Women over 40 beauty, Skincare, Fashion, Fitness and Lifestyle

Woman Weight Training At Gym

By Sarah Stevenson

Have you hit your forties and simultaneously sudden hit a wall when it comes to losing weight? Trust me; you’re not alone. The closer we inch toward menopause, the more difficult it is to keep weight off. Hormonal shifts, muscle mass shrinkage, and less movement can all play a role in the battle against age and weight. You don’t have to just sit there and take it. There’s plenty you can do to jump-start that metabolism, regardless of what age you are. Here are 5 of them.

  •  Lift Weights: As you build muscle mass, you increase the amount of calories you burn each day. Muscle weighs more than fat by volume and uses more energy. A person who lifts weights 2 to 3 times a week for at least 30 minutes can burn about 100 more calories a day (1).
  • Decrease Your Calorie Intake: As we age our body burns fewer calories, due to a dip in our hormone levels, decrease in activity level or simply genetic pre-disposition (2). If you’ve become a little pudgy, a slight calorie reduction diet may be just what you need– no more than 500-calorie deficit. Once you reach your goal, increase calories, but not entirely up to what you used to eat. Start with 100-200 less calories a day and see how that treats you.
  •  No Starving Yourself: While a slight calorie deficit can be beneficial, a massive calorie deficit can work against you. When you eat too little, your body thinks you’ve run out of food, so it slows your metabolism to maintain fat stores. That’s why I suggest no more than a 500-calorie deficit — and never dip below 1200 daily calories. That’s a baseline for most people.
  •  Get Intense: By increasing the intensity of your workout, you ensure that you will burn more calories at the resting stage. Your body has to restore muscles and energy systems after a hard workout — and that takes calories. This process is called excess post exercise oxygen consumption (EPOC) (3). You know you’re getting an intense workout when you can’t hold a conversation at the same time. So take your breath away and burn some calories.
  •  Fill Your Tummy Bright and Early: When you start your day with a healthy breakfast, you wake up your metabolism as well. According to the National Weight Control Registry (a continual study that tracks 5,000 people who lost an average of 66 pounds and kept it off more than five years), 78% of people who keep weight off start their day with a healthy breakfast (4). Try out any of these yummy breakfast foods:
      • Veggie egg white omelet
      • Scrambled egg seasoned with salt and pepper
      • Oatmeal with fruit and nuts
      • Whole grain cereal with skim milk
      • Sugar free yogurt sweetened with fresh fruit
  • Snack All Day Long: If you add a couple healthy snacks to your diet, you might actually eat less. When we get really hungry we tend to over eat — we also don’t make the best choices. Also, when you eat more often (three meals and 2-3 snacks), you keep your blood sugar steady. The trick is to remember that when you add calories via snacks, you’re going to want to reduce the calories in your meals.

Healthy Foods

Being fabulous at forty isn’t as simple as a walk in the park. (Although a daily walk in the park would help!) But with a little tweaking, you can still keep up your “Wow!” factor. Learning new ways to get the most out of life keeps you young and beautiful. So get out there and rev up your metabolism, ladies!

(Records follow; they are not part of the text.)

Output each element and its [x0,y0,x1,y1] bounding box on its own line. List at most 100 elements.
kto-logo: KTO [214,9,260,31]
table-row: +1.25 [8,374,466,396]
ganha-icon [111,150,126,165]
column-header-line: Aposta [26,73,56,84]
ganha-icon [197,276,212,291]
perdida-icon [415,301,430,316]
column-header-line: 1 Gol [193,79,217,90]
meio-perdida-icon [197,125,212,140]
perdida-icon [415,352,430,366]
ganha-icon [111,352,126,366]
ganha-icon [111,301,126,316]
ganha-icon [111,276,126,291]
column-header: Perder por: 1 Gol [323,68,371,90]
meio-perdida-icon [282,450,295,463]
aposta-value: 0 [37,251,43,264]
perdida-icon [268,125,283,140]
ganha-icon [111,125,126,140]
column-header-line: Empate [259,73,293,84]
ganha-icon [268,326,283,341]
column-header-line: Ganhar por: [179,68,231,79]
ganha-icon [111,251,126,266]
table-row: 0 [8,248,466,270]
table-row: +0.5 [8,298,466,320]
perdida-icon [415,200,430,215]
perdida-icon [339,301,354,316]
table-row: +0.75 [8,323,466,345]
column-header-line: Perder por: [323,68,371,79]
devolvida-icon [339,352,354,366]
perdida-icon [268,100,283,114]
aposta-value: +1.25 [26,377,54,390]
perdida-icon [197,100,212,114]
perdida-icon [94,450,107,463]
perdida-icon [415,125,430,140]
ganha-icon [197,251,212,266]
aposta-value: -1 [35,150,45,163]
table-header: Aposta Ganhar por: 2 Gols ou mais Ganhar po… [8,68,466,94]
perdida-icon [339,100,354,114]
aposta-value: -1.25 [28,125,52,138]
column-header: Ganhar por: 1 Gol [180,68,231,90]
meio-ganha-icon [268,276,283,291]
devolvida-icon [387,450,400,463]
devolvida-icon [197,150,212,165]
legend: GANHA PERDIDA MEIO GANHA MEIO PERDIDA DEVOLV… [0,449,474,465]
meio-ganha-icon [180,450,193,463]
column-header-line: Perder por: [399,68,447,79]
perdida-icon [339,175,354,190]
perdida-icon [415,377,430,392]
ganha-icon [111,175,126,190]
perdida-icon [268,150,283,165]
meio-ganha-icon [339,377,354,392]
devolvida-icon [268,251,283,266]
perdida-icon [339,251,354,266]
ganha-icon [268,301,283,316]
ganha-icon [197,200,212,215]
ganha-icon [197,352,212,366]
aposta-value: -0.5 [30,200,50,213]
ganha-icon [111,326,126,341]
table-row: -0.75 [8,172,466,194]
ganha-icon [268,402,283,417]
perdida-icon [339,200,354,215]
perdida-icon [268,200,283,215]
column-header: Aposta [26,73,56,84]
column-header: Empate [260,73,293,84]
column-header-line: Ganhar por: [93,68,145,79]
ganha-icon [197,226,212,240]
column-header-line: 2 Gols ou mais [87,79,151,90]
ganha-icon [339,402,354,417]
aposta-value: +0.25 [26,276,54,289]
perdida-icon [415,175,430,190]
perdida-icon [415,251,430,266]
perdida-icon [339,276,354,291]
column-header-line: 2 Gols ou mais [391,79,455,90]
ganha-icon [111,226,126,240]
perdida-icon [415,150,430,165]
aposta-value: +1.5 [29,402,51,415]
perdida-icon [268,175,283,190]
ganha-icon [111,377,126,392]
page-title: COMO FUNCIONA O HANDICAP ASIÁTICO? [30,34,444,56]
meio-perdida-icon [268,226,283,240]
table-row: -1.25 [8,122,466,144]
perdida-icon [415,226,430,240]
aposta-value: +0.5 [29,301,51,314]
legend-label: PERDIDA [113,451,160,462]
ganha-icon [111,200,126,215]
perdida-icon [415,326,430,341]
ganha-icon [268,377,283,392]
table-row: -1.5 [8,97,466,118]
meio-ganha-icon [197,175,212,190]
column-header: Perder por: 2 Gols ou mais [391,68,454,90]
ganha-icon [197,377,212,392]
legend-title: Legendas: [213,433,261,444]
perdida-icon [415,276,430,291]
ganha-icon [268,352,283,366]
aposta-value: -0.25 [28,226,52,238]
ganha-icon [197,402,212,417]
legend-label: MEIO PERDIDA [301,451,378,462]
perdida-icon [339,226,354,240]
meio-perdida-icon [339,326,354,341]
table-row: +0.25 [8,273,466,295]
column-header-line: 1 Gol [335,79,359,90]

Sarah Stevenson, a.k.a., The Tini Yogini, is a Certified Yoga Instructor in Southern California and one of the fitness and wellness experts at www.beachbody.com. She has a degree in Behavioral Psychology and teaches not only yoga classes but also life affirming workshops. Beachbody provides effective and popular work out videos, including the Insanity Workout, a high intensity workout for total body conditioning. Beachbody also has premium supplements for weight loss, sports performance, and better health and home gym accessories.

Sources:

1. Mishra, Nalini, and Devanshi VN Mishra. “Exercise beyond menopause: Dos and Don’ts.” Journal of Mid-life Health 2.2 (2011): 51.
2. Guthrie, J. R., L. Dennerstein, and E. C. Dudley. “Weight gain and the menopause: a 5-year prospective study.” Climacteric 2.3 (1999): 205-211.
3. Gaesser, Glenn A., and George A. Brooks. “Metabolic bases of excess post-exercise oxygen consumption: a review.” Medicine and Science in Sports and Exercise 16.1 (1984): 29.
4. Wyatt, Holly R., et al. “Long-term weight loss and breakfast in subjects in the National Weight Control Registry.” Obesity 10.2 (2002): 78-82.